Isn’t land ice disappearing quite rapidly and that is the most concerning factor? Sea ice may have held in area but it is land ice melting that will contribute to sea level rise.

RACookPE1978
Editor
Reply to  Owen
October 17, 2015 7:14 am

Owen

Isn’t land ice disappearing quite rapidly and that is the most concerning factor? Sea ice may have held in area but it is land ice melting that will contribute to sea level rise.

A very little bit of land ice (compared to the total volume of continental ice + Greenland + Antarctica) is melting out each year, compared to what is added each winter.
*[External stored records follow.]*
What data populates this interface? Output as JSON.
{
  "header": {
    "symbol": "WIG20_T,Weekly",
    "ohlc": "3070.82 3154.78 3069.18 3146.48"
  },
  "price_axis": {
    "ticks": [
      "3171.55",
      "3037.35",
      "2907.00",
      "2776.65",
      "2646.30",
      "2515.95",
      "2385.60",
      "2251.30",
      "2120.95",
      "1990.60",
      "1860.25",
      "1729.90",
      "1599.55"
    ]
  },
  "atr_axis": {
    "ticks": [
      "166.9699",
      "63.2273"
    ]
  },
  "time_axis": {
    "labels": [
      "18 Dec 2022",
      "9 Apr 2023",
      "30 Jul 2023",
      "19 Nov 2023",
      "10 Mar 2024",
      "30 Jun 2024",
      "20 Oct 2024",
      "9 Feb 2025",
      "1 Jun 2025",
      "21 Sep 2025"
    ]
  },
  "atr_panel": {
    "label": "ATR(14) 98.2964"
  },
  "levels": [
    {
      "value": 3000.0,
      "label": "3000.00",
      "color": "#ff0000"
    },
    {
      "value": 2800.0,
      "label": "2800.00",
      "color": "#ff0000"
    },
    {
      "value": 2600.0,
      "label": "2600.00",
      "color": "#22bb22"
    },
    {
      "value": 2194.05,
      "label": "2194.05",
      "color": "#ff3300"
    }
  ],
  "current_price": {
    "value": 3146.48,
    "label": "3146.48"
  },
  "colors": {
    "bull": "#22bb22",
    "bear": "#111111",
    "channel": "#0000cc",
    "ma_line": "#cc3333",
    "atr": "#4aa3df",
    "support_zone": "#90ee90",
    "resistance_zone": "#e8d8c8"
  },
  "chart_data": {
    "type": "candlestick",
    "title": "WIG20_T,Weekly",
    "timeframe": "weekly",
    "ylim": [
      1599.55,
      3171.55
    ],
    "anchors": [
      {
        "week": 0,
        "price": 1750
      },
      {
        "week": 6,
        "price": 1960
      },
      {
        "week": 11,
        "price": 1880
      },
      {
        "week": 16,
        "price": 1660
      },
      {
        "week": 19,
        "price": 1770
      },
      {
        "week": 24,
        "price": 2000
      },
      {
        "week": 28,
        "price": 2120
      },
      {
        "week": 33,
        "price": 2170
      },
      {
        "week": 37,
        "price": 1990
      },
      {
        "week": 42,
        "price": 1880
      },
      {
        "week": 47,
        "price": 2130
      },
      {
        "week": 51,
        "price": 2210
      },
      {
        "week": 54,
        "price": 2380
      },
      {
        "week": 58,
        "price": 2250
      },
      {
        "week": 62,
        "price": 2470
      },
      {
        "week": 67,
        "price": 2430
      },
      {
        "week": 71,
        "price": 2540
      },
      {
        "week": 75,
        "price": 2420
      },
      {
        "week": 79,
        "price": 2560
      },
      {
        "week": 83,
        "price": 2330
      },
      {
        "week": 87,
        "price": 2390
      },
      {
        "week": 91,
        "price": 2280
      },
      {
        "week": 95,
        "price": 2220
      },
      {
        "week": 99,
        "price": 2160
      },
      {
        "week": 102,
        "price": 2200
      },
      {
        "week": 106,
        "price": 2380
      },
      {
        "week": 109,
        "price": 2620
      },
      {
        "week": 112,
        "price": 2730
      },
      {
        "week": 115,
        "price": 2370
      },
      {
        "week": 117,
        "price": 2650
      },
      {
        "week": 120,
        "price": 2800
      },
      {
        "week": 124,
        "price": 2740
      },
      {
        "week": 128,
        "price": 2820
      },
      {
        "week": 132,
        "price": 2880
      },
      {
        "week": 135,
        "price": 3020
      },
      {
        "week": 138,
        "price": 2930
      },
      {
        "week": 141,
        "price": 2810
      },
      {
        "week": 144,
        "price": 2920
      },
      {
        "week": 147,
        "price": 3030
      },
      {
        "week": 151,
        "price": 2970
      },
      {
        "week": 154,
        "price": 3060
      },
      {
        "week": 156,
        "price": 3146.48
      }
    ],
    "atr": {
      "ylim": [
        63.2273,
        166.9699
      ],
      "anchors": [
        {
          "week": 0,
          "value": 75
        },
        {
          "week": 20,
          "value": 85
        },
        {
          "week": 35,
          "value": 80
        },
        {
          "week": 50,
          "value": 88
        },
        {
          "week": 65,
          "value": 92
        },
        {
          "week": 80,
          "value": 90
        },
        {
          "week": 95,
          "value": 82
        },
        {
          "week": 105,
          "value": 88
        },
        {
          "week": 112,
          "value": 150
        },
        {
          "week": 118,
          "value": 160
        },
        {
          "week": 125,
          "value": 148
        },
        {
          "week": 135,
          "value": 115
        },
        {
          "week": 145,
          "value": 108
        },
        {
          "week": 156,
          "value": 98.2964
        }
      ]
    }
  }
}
We are, after all, still warming up from the lowest point of the Little Ice Age in 1650, and still likely have one more 66 year short cycle to go before cooling down into the Modern Ice Age 500 years from now. The items and bodies now being uncovered by retreating mountain glaciers only proves that “the glaciers were as far retreated (back then) as they are now!
But the “incredibly high ice volumes” that the headlines scream out – like this one, emphasizing that “2015 was millions of square kilometers lower than previous record-setting years” is misleading. Deliberately misleading, in fact.

October 17, 2015 8:55 am

Here’s how they make Arctic ice decline seem scary when it isn’t:
https://rclutz.wordpress.com/2015/10/06/arctic-ice-made-simple-2/

ren
October 18, 2015 12:50 am

Magnetic activity of the sun was high and the polar vortex was strong.
http://oi59.tinypic.com/23kdwl2.jpg
Therefore, the temperature in the stratosphere over the polar circle very low.
http://www.cpc.ncep.noaa.gov/products/stratosphere/temperature/70mb6590.png
The low temperature also in the lower latitudes.
http://www.cpc.ncep.noaa.gov/products/stratosphere/temperature/70mb2565.png
Antarctic ozone today: Ozone depletion is now extensive and the ozone hole covers Antarctica. The ozone hole grew rapidly from mid August onwards and is near its largest at some 25 million square kilometres. This is a larger hole than the average of those over the last decade.
http://theozonehole.com/images/sep272015ozone_hole_plot.jpg
http://theozonehole.com/2015.htm

tango
October 18, 2015 3:01 am
wu
October 19, 2015 5:48 am

Wait, so a little temp variance in the arctic means nothing but in the south it means everything?
I call shenanigans. Go home, skeptic eejit, you’re drunk.

October 19, 2015 6:04 am
James at 48
October 19, 2015 10:45 am

I propose a yet-to-be characterized oscillation between Arctic and Antarctic sea ice (or more properly, a large scale oscillation impacting multiple ocean basins).